X[(csum[1]+1):csum[4]] ## == (5, 5, 5, 6, 6, 7)

and sliding forward we get values 6, 7, and 9 with:

X[(csum[2]+1):csum[5]] ## == (6, 6, 7, 9, 9)

Now we have a means to slide over a dataset of something like dates, where the range of dates remains constant--for example seven days--but the number of cases within the sliding range could vary.

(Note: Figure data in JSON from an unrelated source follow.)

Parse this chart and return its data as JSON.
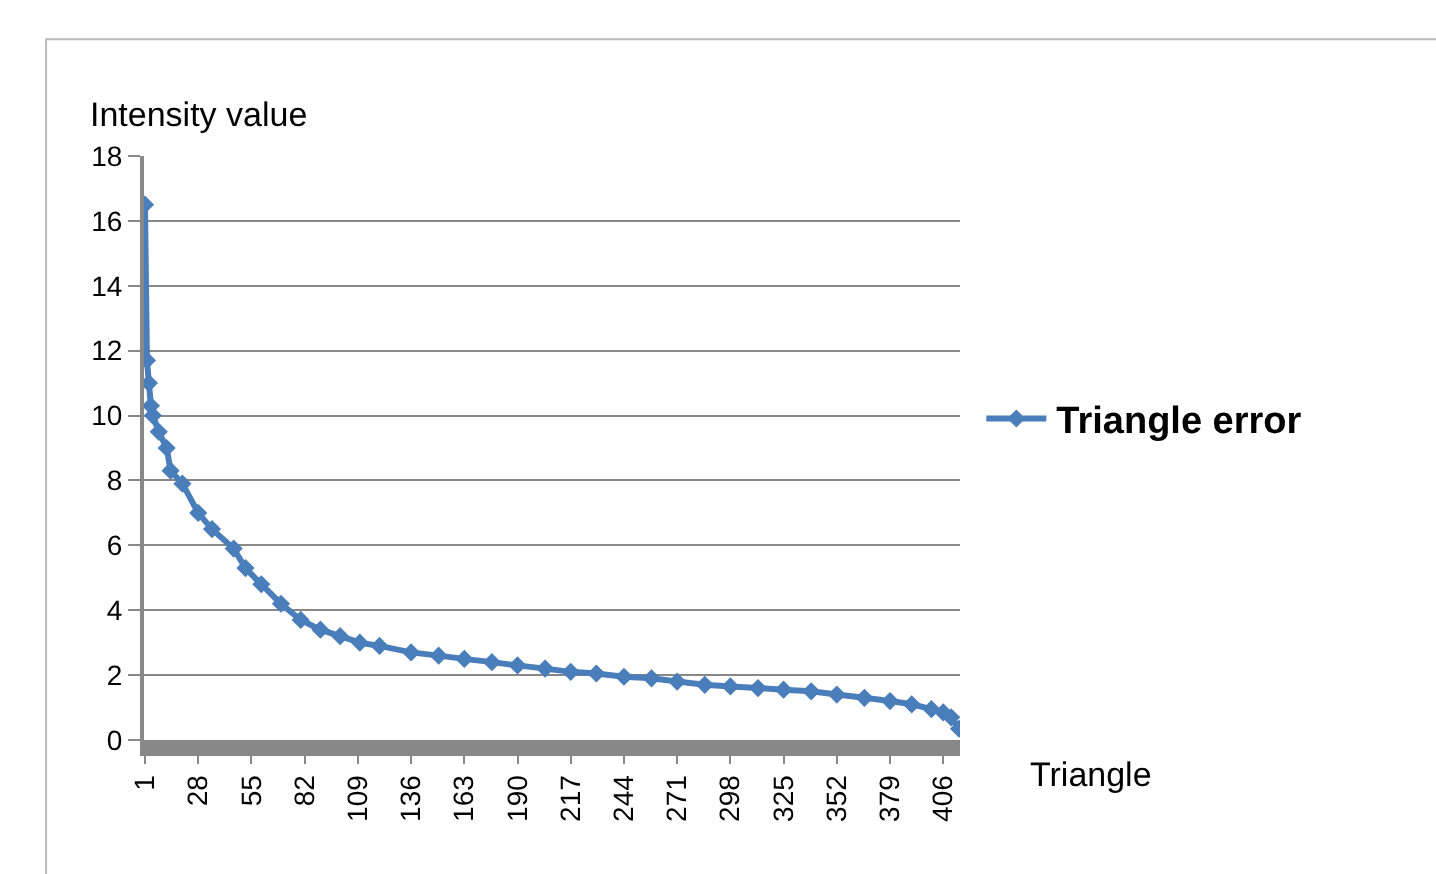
{
  "chart_data": {
    "type": "line",
    "xlabel": "Triangle",
    "ylabel": "Intensity value",
    "x": [
      1,
      2,
      3,
      4,
      5,
      8,
      12,
      14,
      20,
      28,
      35,
      46,
      52,
      60,
      70,
      80,
      90,
      100,
      110,
      120,
      136,
      150,
      163,
      177,
      190,
      204,
      217,
      230,
      244,
      258,
      271,
      285,
      298,
      312,
      325,
      339,
      352,
      366,
      379,
      390,
      400,
      406,
      410,
      414
    ],
    "series": [
      {
        "name": "Triangle error",
        "color": "#4a7ebb",
        "values": [
          16.5,
          11.7,
          11.0,
          10.3,
          10.0,
          9.5,
          9.0,
          8.3,
          7.9,
          7.0,
          6.5,
          5.9,
          5.3,
          4.8,
          4.2,
          3.7,
          3.4,
          3.2,
          3.0,
          2.9,
          2.7,
          2.6,
          2.5,
          2.4,
          2.3,
          2.2,
          2.1,
          2.05,
          1.95,
          1.9,
          1.8,
          1.7,
          1.65,
          1.6,
          1.55,
          1.5,
          1.4,
          1.3,
          1.2,
          1.1,
          0.95,
          0.85,
          0.7,
          0.35
        ]
      }
    ],
    "xlim": [
      0.5,
      414.5
    ],
    "xticks": [
      1,
      28,
      55,
      82,
      109,
      136,
      163,
      190,
      217,
      244,
      271,
      298,
      325,
      352,
      379,
      406
    ],
    "ylim": [
      0,
      18
    ],
    "yticks": [
      0,
      2,
      4,
      6,
      8,
      10,
      12,
      14,
      16,
      18
    ],
    "grid": "y",
    "legend": "right",
    "marker": "diamond",
    "line_style": "solid"
  }
}
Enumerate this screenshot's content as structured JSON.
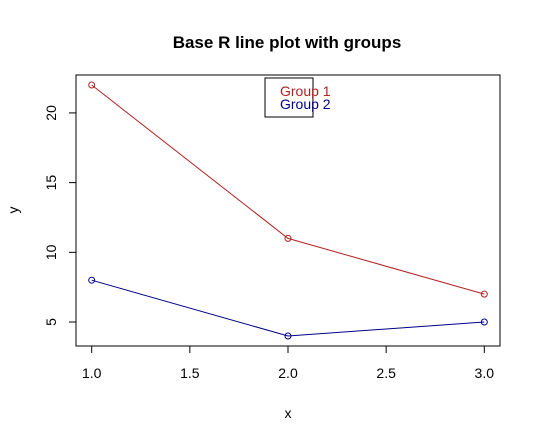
{
  "chart_data": {
    "type": "line",
    "title": "Base R line plot with groups",
    "xlabel": "x",
    "ylabel": "y",
    "xlim": [
      0.92,
      3.08
    ],
    "ylim": [
      3.28,
      22.72
    ],
    "x_ticks": [
      1.0,
      1.5,
      2.0,
      2.5,
      3.0
    ],
    "x_tick_labels": [
      "1.0",
      "1.5",
      "2.0",
      "2.5",
      "3.0"
    ],
    "y_ticks": [
      5,
      10,
      15,
      20
    ],
    "y_tick_labels": [
      "5",
      "10",
      "15",
      "20"
    ],
    "grid": false,
    "legend_position": "top-center",
    "series": [
      {
        "name": "Group 1",
        "color": "#b22222",
        "x": [
          1,
          2,
          3
        ],
        "y": [
          22,
          11,
          7
        ]
      },
      {
        "name": "Group 2",
        "color": "#00008b",
        "x": [
          1,
          2,
          3
        ],
        "y": [
          8,
          4,
          5
        ]
      }
    ]
  }
}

csum's first element is zero and each succeeding element is the total count of cases with values equal to or lesser than that element's run value.  Because we need to add zero to the beginning, csum is one longer than the number of run values and the zero does not associate with any run value.  The starting value of the integer vector for a window over a run of values is the cumulative sum of the preceding counts of the runs of values plus one; and that's why we add one to the starting value from the cumulative sum.  For example, the starting value for a window going over 6, 7, and 9 is going to be the index of the last case of the previous run value--5--plus one.  There are three 5s and they are the first three elements in all the runs, so the index of their last case is three.  Add one for four and that's the index of the first element of the next group--the 6s:

(csum[2]+1):csum[5] ## == 4:8 == (4, 5, 6, 7, 8)
X[4:8] ## == (6, 6, 7, 9, 9)

Putting this all together, what we need is a list of the integer vectors that reference the cases in each iteration of the sliding window, and we might even want the window to move forward in step sizes larger than one.  Here's an easy to use function:

slide <- function(X, width, a=1, step.size=1) {
  ## X must be sorted
  rle.X <- rle(X)
  cum.rle <- c(0, cumsum(rle.X$ lengths))
  if (length(cum.rle) < 2) return(NA)
  A <- seq(a, length(cum.rle)-width, step.size)
  Z <- seq(width+a, length(cum.rle), step.size)
  slides <- mapply(function(a, z) (cum.rle[a]+1):cum.rle[z], A, Z)
  names(slides) <- rle.X$ values[A]
  return(slides)
}

slide returns a list of integer vectors for referencing each iteration of a sliding window that you can use with lapplysapply, or similar functions:

mydframe <- data.frame(x=sample(1:10, 100, replace=TRUE), y=rnorm(100))
mydframe <- mydframe[order(mydframe$ x), ]
myslides <- slide(mydframe$ x, 3)
do.stuff.to <- function(x) x
myresults <- lapply(myslides, function(N) do.stuff.to(mydframe[N, ]))

Viola!  That's it!  Just write your own do.stuff.to function.